To determine the effects of ULD α2-adrenergic antagonists on the development of opioid tolerance in pain naïve animals, male Sprague-Dawley rats were randomly assigned to groups receiving once daily subcutaneous injections of morphine (5mg/kg), morphine (5mg/kg) plus atipamezole (5ng), atipamezole alone (5ng) or saline vehicle. Thermal tail flick latencies were assessed on day one and day seven over a two hour time course to assess the effect of atipamezole on acute morphine tolerance. Tail flick latencies were also assessed daily, thirty and sixty minutes post-injection for seven days to assess the effect of atipamezole on development of chronic morphine tolerance.

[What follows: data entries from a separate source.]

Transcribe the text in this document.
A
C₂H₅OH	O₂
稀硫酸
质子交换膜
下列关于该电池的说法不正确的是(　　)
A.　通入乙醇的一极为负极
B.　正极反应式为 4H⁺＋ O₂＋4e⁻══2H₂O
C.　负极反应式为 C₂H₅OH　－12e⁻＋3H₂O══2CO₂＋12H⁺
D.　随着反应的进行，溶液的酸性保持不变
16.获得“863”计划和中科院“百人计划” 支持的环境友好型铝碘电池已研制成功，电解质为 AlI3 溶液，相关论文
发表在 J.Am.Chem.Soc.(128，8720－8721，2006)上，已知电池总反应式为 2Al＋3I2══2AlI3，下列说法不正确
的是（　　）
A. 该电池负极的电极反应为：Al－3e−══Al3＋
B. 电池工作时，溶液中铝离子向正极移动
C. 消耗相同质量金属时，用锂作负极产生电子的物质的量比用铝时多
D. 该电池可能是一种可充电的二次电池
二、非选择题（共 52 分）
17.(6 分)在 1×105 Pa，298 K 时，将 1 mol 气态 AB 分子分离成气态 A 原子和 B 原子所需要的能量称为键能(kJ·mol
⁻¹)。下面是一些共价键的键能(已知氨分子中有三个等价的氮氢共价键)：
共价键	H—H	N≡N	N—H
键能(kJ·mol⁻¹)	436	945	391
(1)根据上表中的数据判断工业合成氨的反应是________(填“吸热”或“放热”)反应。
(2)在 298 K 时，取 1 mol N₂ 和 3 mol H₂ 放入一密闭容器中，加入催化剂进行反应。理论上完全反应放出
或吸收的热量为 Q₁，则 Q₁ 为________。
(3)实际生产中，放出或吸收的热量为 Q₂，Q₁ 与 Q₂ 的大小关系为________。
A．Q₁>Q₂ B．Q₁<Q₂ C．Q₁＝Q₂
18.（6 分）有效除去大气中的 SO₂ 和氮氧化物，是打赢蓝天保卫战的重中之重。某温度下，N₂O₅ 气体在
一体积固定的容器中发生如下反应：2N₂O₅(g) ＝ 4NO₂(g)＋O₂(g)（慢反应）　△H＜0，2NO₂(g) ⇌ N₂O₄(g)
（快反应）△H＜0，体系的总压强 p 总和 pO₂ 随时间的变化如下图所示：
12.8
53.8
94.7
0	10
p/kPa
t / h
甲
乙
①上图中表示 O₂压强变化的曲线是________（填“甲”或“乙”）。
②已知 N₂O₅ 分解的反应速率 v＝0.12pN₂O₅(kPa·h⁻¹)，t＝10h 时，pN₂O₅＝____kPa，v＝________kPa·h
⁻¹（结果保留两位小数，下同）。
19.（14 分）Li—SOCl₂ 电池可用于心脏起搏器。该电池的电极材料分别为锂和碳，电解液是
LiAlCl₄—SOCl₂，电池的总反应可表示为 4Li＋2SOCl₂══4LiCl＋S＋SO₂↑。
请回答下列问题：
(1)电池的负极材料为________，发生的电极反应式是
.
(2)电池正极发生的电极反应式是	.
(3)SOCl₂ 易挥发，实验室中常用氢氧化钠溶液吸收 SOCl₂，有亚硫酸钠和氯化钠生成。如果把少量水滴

To determine the effect of ULD a-2 adrenergic antagonists on morphine analgesia in a model of NP pain, separate rats were randomly assigned to one of two groups: sham or NP. NP pain was induced through chronic constriction injury (CCI) of the sciatic nerve. Half the animals in each group received once daily subcutaneous injections of low-dose atipamezole (5ng) or saline for eleven days. Thermal and mechanical responses were assessed on days four, seven and ten post-surgery. Once pain hypersensitivity was established, a single injection of morphine (5mg/kg) was administered to all animals, and behaviour was assessed over a two hour time course to determine changes in acute opioid analgesia.


Opioid tolerance developed rapidly over the seven days in morphine-treated animals. In rats co-administered atipamezole, an approximate 30% attenuation of tolerance was observed compared to morphine alone. Neither atipamezole alone nor saline vehicle had any effect on tail flick latencies.

Development of mechanical allodynia was observed in CCI animals over the ten days following surgery, and was significantly attenuated by day ten in those receiving daily low-dose atipamezole compared to saline. No effect on thermal tail flick latencies was observed over the same period.



On day ten, a single acute injection of morphine restored mechanical withdrawal thresholds to pre-surgery baselines in the CCI animals. The duration of the anti-allodynic effects of morphine was significantly prolonged in the animals that had been chronically treated with atipamezole compared to saline. Similarly, following the acute morphine injection, the thermal anti-nociceptive effects were prolonged in the CCI animals treated with atipamezole compared to saline controls.
Chronic systemic administration of ULD a2-adrenergic antagonist atipamezole attenuates the development of morphine tolerance, and enhances and prolongs the anti-allodynic effects of morphine in NP pain states. This may one day prove useful in a clinical setting to enhance the effects of opioid analgesics. Further studies will be performed to determine the mechanism through which adrenergic antagonists modulate opioid receptor activity.